13

Khadgar stand im Versammlungsraum, einem der wenigen vollständig fertig gestellten Bauabschnitte von Nethergarde. Er hatte auf der Brüstung bleiben und gegen die Horde kämpfen wollen, aber Turalyon hatte ihn überredet, sich für ein paar Minuten auszuruhen und etwas zu essen.

„Erzmagier oder nicht, du bist uns keine Hilfe, wenn du vor Hunger oder Müdigkeit umfällst“, hatte sein Freund gesagt. Das war ein guter Ratschlag gewesen, und deshalb war Khadgar hierhergekommen und hatte brav den Eintopf gelöffelt, den ihm jemand hinstellte.

Daran konnte er sich noch erinnern – und dann musste er eingeschlafen sein. Er träumte, und der Traum war bittersüß. Weil er darin wieder jung war.
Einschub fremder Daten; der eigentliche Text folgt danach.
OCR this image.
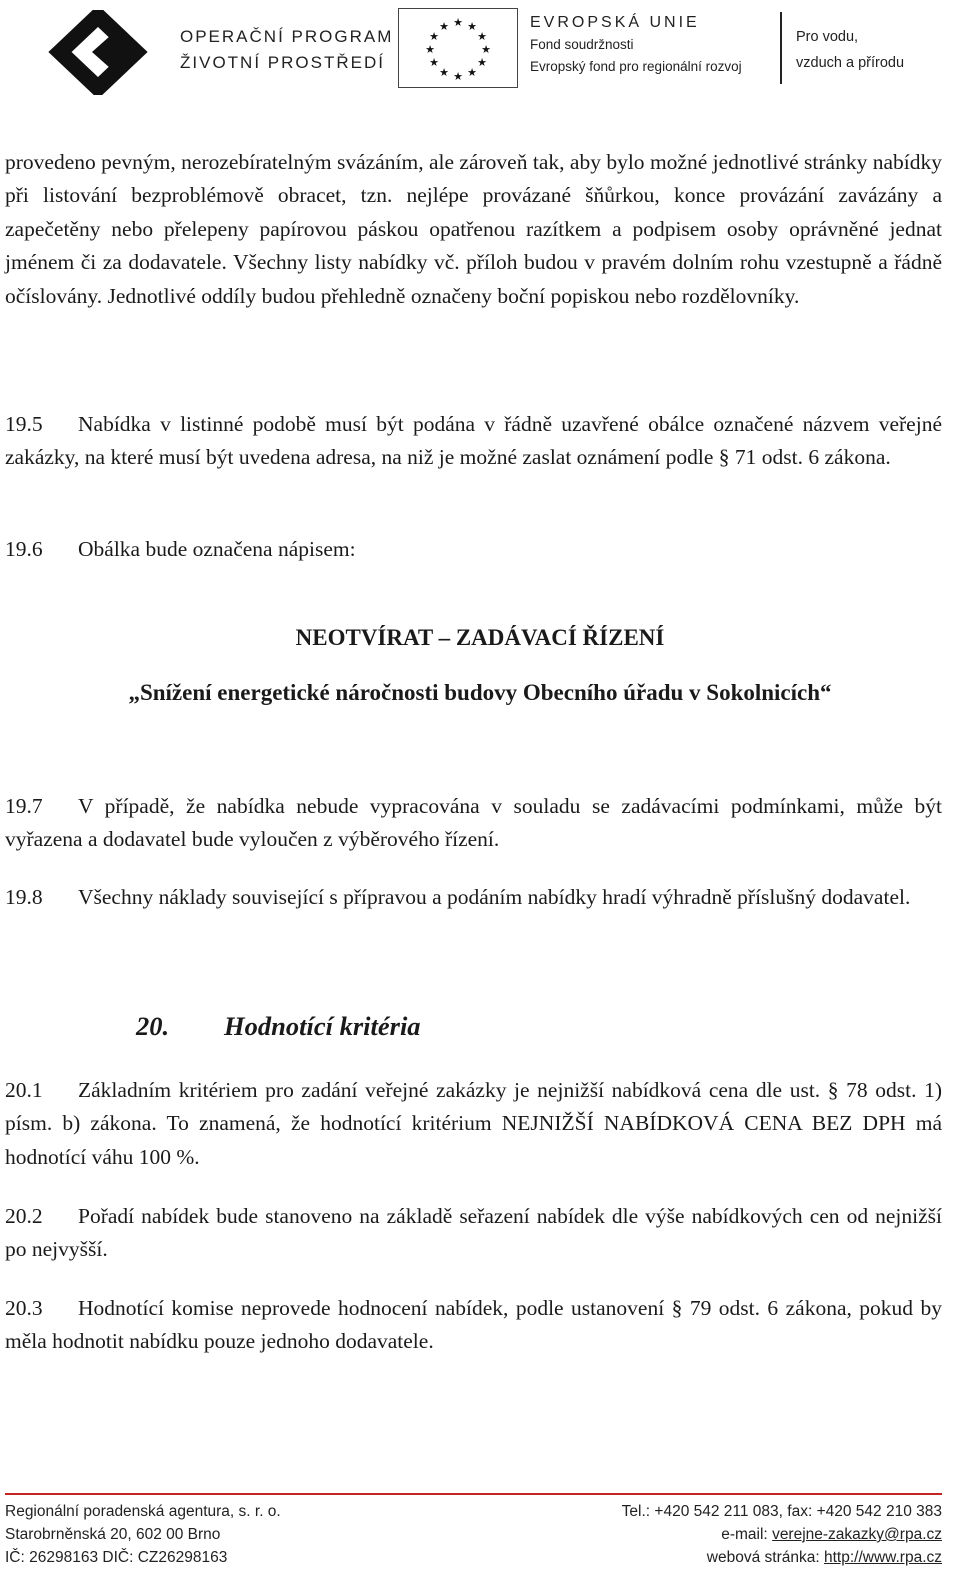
OPERAČNÍ PROGRAM
ŽIVOTNÍ PROSTŘEDÍ
★ ★
★
★
★
★
★
★
★
★
★
★	EVROPSKÁ UNIE
Fond soudržnosti
Evropský fond pro regionální rozvoj
Pro vodu,
vzduch a přírodu
provedeno pevným, nerozebíratelným svázáním, ale zároveň tak, aby bylo možné jednotlivé stránky nabídky při listování bezproblémově obracet, tzn. nejlépe provázané šňůrkou, konce provázání zavázány a zapečetěny nebo přelepeny papírovou páskou opatřenou razítkem a podpisem osoby oprávněné jednat jménem či za dodavatele. Všechny listy nabídky vč. příloh budou v pravém dolním rohu vzestupně a řádně očíslovány. Jednotlivé oddíly budou přehledně označeny boční popiskou nebo rozdělovníky.
19.5 Nabídka v listinné podobě musí být podána v řádně uzavřené obálce označené názvem veřejné zakázky, na které musí být uvedena adresa, na niž je možné zaslat oznámení podle § 71 odst. 6 zákona.
19.6 Obálka bude označena nápisem:
NEOTVÍRAT – ZADÁVACÍ ŘÍZENÍ
„Snížení energetické náročnosti budovy Obecního úřadu v Sokolnicích“
19.7 V případě, že nabídka nebude vypracována v souladu se zadávacími podmínkami, může být vyřazena a dodavatel bude vyloučen z výběrového řízení.
19.8 Všechny náklady související s přípravou a podáním nabídky hradí výhradně příslušný dodavatel.
20. Hodnotící kritéria
20.1 Základním kritériem pro zadání veřejné zakázky je nejnižší nabídková cena dle ust. § 78 odst. 1) písm. b) zákona. To znamená, že hodnotící kritérium NEJNIŽŠÍ NABÍDKOVÁ CENA BEZ DPH má hodnotící váhu 100 %.
20.2 Pořadí nabídek bude stanoveno na základě seřazení nabídek dle výše nabídkových cen od nejnižší po nejvyšší.
20.3 Hodnotící komise neprovede hodnocení nabídek, podle ustanovení § 79 odst. 6 zákona, pokud by měla hodnotit nabídku pouze jednoho dodavatele.
Regionální poradenská agentura, s. r. o.
Starobrněnská 20, 602 00 Brno
IČ: 26298163 DIČ: CZ26298163
Tel.: +420 542 211 083, fax: +420 542 210 383
e-mail: verejne-zakazky@rpa.cz
webová stránka: http://www.rpa.cz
Er wandte sein glatt rasiertes Gesicht dem Nachthimmel zu und badete es im Mondlicht. Der Wind fuhr durch sein Haar, das bis auf eine einzelne Strähne schwarz schimmerte. Er hob seine Hände, wunderte sich, wie jung und stark sie wirkten, so ganz ohne Gicht und Altersflecken. Wie ein Riese durchstreifte er Lordaeron, jeder Schritt brachte ihn etliche Meilen voran, und sein Kopf stieß an die Wolken. Es war Nacht, dennoch bewegte er sich sicher und ohne zu zögern, seine Füße kannten den Weg.

Khadgar war in Richtung Dalaran unterwegs, watete mit einem einzigen Schritt durch den See und erreichte die Stadt der Magier. Trotz der späten Stunde strahlte Licht aus einem Raum der Violetten Zitadelle, und Khadgar richtete seine volle Aufmerksamkeit darauf. Er glitt nach oben und wurde kleiner, als er den Raum erreichte.

Als seine Füße auf dem Balkon landeten, hatte er wieder seine normale Größe. Die Tür stand offen, und er trat ein. Dabei schob er die dünnen Vorhänge beiseite, die vom Mondlicht angezogene Insekten draußen hielten.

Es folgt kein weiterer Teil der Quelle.